Thank you for the feedback! I have rewrote the cluster criteria section

(2) a minimum coverage (option -c [0,1], which is defined by the number of aligned residue pairs divided by either the maximum of the length of query/centre and target/non-centre sequences alnRes/max(qLen,tLen) (default mode, --cov-mode 0), or by the length of the target/non-centre sequence alnRes/tLen (--cov-mode 1), or by the length of the query/centre alnRes/qLen (--cov-mode 2);

ksteczk commented 6 years ago

And what about if I use clust independently when clustering using profiles? The following part of my workflow: making profiles

mmseqs search nr30_db nr70_db nr30_res tmp --num-iterations 3 --e-profile 0.001 -e 0.001 --threads 116
mmseqs result2profile nr30_db nr70_db nr30_res nr30_prof_db tmp --threads 110

and then searching

mmseqs search nr30_prof_db nr30_prof_db_consensus nr30_pp_res_0_05_cov tmp --threads 110 -e 0.05 --add-self-matches -c 0.8 --cov-mode 1
mmseqs clust nr30_prof_db nr30_pp_res_0_05_cov nr30_pp_clu_0_05_cov --threads 110 --cluster-mode 1 --similarity-type 1

produces erroneous huge cluster along with many others. But I suspect it connects too many entries into that one big cluster (encompassing 4.5M sequences out of 10M). So therefore my question is how to control cov-mode within clust as it has not explicit option. Would that be through the search - I provided respective options to the above search but that doesn't solve the big cluster problem...

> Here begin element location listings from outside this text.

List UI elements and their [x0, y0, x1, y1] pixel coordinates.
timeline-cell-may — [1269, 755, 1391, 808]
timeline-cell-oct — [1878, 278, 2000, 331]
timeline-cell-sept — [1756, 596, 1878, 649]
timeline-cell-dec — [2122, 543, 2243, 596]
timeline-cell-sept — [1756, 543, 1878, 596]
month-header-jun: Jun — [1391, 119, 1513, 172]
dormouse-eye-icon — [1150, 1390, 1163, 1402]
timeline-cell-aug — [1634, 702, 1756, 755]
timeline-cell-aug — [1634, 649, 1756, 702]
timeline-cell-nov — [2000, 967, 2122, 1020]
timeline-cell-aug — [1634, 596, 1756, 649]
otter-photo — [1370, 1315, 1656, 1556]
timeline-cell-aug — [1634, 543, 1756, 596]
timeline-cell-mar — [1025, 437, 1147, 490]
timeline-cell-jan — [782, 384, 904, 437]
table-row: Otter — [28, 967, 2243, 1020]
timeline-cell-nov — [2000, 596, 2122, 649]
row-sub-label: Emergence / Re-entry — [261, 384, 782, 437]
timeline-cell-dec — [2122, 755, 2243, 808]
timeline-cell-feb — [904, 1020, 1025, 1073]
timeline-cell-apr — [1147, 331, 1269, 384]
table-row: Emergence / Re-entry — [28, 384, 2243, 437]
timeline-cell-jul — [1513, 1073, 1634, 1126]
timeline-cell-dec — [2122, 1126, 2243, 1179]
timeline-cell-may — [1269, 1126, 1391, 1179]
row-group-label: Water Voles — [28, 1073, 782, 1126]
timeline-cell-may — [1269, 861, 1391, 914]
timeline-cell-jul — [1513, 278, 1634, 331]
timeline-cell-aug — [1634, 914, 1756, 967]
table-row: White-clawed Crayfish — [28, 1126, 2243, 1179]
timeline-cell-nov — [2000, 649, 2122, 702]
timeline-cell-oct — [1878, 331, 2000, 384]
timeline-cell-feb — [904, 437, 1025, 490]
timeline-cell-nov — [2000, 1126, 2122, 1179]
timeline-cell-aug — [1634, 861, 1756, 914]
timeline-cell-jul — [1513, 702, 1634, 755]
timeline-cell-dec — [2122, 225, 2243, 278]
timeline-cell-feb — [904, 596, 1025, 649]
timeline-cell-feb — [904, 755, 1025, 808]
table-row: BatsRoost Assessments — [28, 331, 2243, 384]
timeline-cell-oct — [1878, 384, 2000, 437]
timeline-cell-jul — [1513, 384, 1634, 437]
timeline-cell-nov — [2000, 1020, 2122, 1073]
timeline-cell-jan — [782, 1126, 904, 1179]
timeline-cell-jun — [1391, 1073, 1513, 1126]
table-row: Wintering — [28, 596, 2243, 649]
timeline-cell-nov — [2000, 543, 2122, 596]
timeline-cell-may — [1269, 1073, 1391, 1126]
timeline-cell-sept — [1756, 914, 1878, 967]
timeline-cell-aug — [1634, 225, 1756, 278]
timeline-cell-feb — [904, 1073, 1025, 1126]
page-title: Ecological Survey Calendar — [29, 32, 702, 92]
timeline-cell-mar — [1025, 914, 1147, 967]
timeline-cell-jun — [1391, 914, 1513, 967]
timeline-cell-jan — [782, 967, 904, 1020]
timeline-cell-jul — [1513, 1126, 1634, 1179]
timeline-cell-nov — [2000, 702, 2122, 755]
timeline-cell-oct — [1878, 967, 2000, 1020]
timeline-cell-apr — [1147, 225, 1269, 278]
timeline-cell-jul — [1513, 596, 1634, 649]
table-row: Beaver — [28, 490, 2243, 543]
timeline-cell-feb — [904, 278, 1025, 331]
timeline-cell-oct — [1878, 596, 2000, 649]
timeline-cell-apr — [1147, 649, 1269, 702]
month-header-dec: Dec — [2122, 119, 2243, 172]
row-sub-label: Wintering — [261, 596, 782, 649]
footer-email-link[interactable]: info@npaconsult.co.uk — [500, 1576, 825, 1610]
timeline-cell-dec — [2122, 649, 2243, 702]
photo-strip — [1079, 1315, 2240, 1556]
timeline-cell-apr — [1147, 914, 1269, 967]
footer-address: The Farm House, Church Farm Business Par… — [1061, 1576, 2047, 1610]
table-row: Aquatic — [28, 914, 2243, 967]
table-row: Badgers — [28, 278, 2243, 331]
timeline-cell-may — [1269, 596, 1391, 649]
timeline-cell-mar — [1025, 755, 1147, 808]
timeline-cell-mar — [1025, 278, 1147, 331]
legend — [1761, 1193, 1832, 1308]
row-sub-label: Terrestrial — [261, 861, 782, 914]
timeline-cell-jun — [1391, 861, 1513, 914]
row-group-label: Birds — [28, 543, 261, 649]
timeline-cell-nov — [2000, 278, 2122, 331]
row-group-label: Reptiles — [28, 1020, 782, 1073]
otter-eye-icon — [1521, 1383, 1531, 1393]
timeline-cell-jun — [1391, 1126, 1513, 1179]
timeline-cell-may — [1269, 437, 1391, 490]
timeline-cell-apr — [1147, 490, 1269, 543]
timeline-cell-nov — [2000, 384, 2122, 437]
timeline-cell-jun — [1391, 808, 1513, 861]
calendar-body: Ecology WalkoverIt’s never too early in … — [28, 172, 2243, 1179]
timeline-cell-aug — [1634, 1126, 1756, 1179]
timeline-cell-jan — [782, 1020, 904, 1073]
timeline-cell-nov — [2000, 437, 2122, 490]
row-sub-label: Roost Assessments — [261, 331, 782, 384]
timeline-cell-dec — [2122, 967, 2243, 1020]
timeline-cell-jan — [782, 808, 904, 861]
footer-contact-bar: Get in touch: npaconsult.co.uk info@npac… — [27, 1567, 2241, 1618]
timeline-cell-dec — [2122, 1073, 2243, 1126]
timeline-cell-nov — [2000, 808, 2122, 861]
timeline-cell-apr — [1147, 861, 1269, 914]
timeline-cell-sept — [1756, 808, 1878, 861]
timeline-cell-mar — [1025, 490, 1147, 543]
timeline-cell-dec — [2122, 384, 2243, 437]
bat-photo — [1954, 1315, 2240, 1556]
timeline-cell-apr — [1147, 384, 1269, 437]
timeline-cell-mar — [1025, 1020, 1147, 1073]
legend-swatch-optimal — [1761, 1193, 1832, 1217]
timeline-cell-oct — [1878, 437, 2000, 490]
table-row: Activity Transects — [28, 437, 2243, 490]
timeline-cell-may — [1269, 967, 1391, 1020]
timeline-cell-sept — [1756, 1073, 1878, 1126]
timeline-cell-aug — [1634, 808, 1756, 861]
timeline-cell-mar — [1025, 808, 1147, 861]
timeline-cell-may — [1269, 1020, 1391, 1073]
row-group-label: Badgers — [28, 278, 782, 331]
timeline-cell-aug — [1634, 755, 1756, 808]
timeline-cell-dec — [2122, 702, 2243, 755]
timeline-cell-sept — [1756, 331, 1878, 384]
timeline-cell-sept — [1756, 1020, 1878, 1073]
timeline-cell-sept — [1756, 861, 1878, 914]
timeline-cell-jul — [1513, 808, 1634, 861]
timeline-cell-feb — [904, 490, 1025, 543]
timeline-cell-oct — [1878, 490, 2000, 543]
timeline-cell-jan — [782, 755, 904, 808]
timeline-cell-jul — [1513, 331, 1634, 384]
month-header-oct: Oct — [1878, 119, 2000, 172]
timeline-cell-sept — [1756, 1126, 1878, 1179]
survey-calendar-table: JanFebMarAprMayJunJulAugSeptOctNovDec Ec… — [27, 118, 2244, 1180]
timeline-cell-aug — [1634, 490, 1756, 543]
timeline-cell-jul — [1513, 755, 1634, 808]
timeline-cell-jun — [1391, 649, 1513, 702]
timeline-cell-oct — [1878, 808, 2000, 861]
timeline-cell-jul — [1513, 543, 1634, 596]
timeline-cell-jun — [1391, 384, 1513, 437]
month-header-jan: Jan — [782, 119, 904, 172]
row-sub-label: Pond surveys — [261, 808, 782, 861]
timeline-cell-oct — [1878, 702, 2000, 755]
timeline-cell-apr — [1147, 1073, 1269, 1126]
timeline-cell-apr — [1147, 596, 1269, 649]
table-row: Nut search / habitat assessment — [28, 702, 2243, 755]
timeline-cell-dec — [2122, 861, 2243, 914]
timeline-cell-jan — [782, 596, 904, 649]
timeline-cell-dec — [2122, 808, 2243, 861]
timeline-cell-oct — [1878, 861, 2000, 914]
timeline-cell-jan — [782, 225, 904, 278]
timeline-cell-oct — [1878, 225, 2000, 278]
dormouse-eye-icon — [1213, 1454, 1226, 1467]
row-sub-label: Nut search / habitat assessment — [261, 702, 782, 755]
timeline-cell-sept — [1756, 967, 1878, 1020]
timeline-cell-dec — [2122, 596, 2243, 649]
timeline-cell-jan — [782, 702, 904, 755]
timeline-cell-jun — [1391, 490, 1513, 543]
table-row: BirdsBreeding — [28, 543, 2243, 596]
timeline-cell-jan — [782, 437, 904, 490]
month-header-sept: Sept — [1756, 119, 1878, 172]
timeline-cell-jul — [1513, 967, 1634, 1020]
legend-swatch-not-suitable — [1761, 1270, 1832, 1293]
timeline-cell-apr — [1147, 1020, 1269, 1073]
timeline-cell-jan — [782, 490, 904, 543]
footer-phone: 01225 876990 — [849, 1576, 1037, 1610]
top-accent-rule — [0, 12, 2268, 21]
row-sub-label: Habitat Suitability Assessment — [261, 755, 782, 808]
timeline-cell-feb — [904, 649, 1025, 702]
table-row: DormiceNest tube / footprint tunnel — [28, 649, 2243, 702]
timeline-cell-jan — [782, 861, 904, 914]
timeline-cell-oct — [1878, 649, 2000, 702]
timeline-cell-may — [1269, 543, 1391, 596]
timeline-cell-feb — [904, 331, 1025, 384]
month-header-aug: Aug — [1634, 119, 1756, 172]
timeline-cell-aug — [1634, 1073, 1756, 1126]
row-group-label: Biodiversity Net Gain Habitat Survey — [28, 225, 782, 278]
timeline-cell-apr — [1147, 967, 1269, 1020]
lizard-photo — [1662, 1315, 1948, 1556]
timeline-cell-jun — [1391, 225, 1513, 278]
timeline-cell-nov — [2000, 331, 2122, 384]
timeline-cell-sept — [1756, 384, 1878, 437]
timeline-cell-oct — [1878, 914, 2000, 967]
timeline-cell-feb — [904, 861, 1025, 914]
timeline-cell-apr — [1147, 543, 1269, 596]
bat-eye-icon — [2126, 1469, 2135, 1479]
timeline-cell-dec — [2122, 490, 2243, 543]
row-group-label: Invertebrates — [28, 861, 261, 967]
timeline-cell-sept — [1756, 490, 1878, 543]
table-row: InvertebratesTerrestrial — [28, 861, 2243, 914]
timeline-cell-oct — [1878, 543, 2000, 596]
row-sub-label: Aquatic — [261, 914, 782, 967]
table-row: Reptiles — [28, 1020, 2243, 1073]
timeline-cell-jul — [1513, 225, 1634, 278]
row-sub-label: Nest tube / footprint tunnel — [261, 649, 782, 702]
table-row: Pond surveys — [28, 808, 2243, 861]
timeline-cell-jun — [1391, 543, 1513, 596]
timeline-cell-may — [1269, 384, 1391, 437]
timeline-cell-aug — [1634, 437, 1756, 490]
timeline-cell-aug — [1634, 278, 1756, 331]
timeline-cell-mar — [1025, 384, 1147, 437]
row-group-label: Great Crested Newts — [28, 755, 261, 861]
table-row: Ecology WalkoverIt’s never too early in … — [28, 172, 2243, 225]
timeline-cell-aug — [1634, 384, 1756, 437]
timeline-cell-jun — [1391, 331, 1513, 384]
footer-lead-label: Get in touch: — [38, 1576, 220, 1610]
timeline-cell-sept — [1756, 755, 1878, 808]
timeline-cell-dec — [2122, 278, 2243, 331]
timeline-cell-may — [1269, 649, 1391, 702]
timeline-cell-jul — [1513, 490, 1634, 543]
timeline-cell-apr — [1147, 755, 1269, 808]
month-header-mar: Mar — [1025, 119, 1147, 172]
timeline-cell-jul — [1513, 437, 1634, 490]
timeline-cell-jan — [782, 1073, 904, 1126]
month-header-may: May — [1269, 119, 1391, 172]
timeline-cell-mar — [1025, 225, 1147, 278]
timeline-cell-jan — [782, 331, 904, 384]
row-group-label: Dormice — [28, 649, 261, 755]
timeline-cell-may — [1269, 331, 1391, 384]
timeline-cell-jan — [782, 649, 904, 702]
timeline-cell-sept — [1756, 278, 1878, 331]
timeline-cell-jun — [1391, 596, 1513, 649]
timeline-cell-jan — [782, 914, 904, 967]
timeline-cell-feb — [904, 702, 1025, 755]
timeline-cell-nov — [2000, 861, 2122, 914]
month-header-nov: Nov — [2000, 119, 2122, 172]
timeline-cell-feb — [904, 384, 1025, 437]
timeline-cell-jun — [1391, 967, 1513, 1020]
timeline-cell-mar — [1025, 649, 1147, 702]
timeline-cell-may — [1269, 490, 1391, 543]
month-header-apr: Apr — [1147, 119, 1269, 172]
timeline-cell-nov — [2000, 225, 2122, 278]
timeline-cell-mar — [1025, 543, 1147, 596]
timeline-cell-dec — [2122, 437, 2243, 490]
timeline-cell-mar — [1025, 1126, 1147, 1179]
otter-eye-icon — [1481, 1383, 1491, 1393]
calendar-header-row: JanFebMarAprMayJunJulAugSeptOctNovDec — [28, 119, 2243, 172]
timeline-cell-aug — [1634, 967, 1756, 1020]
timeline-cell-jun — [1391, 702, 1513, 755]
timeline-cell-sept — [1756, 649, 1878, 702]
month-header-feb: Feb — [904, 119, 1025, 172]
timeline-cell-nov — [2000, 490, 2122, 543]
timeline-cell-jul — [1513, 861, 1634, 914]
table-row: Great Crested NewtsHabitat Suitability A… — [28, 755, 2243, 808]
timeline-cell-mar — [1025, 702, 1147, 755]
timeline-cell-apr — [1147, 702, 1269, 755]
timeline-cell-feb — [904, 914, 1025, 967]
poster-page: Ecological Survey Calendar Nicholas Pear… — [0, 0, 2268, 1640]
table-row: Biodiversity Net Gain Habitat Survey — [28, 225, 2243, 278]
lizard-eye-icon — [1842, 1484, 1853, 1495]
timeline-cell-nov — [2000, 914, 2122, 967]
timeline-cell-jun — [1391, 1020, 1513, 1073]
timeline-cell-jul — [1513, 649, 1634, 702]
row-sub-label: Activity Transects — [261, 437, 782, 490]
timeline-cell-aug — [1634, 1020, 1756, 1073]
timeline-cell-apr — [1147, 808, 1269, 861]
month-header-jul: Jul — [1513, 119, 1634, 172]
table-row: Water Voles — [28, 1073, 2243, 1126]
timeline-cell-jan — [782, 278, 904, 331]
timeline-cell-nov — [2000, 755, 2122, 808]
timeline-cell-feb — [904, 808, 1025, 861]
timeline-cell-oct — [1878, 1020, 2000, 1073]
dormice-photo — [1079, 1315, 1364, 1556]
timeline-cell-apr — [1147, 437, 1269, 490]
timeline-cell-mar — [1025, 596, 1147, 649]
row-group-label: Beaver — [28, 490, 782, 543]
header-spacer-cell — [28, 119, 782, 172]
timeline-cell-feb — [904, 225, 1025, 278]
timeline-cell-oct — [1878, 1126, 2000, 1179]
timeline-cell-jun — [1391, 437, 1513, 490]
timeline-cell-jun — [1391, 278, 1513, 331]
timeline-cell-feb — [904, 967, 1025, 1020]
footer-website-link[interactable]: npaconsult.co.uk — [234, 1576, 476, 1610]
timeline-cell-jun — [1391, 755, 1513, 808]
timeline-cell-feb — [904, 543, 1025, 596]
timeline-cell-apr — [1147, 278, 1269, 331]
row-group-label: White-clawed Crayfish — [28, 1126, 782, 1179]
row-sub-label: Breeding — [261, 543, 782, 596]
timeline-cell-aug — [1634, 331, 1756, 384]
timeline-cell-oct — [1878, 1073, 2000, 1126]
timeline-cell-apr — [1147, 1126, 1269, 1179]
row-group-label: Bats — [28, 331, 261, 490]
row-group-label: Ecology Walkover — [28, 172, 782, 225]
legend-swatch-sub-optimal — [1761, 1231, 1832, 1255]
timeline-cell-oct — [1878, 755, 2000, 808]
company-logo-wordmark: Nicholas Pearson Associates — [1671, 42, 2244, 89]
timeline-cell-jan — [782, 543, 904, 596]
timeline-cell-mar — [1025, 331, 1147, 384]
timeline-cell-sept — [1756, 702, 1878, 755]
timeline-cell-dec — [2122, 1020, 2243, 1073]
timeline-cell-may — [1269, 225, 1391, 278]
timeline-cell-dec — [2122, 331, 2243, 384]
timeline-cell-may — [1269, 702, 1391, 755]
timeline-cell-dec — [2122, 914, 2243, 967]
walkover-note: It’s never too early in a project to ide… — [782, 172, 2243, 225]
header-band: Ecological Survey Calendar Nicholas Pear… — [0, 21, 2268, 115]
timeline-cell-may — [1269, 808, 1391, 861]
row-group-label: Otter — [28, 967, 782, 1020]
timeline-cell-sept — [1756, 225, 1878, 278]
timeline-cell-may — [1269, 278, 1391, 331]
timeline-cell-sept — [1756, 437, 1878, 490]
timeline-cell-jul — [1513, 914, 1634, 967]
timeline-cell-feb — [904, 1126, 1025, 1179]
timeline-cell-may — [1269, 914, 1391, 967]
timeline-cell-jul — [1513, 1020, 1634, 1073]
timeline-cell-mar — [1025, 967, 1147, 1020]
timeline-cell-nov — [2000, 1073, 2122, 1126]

Of course if the covering options applied to the search itself apply also to subsequent clustering it will be clear to me then that my data (in this case nr database) clusters transitively in too broad manner.

martin-steinegger commented 6 years ago

@ksteczk Using --cluster-mode 1 can result in this huge clusters since it adds all connected component into a single cluster.

You can not control the cov-mode in clust. Two ways are possible to filter results (1) you could filter single columns of the alignment result using filterdb but coverage is no explicit field in the alignment result therefor it is not possible. (2) You could write an awk script which computes coverage and use the apply tool to filter multiple columns. Apply is similar to map from MapReduce. It applies a function on each result entry and writes the results to a new database.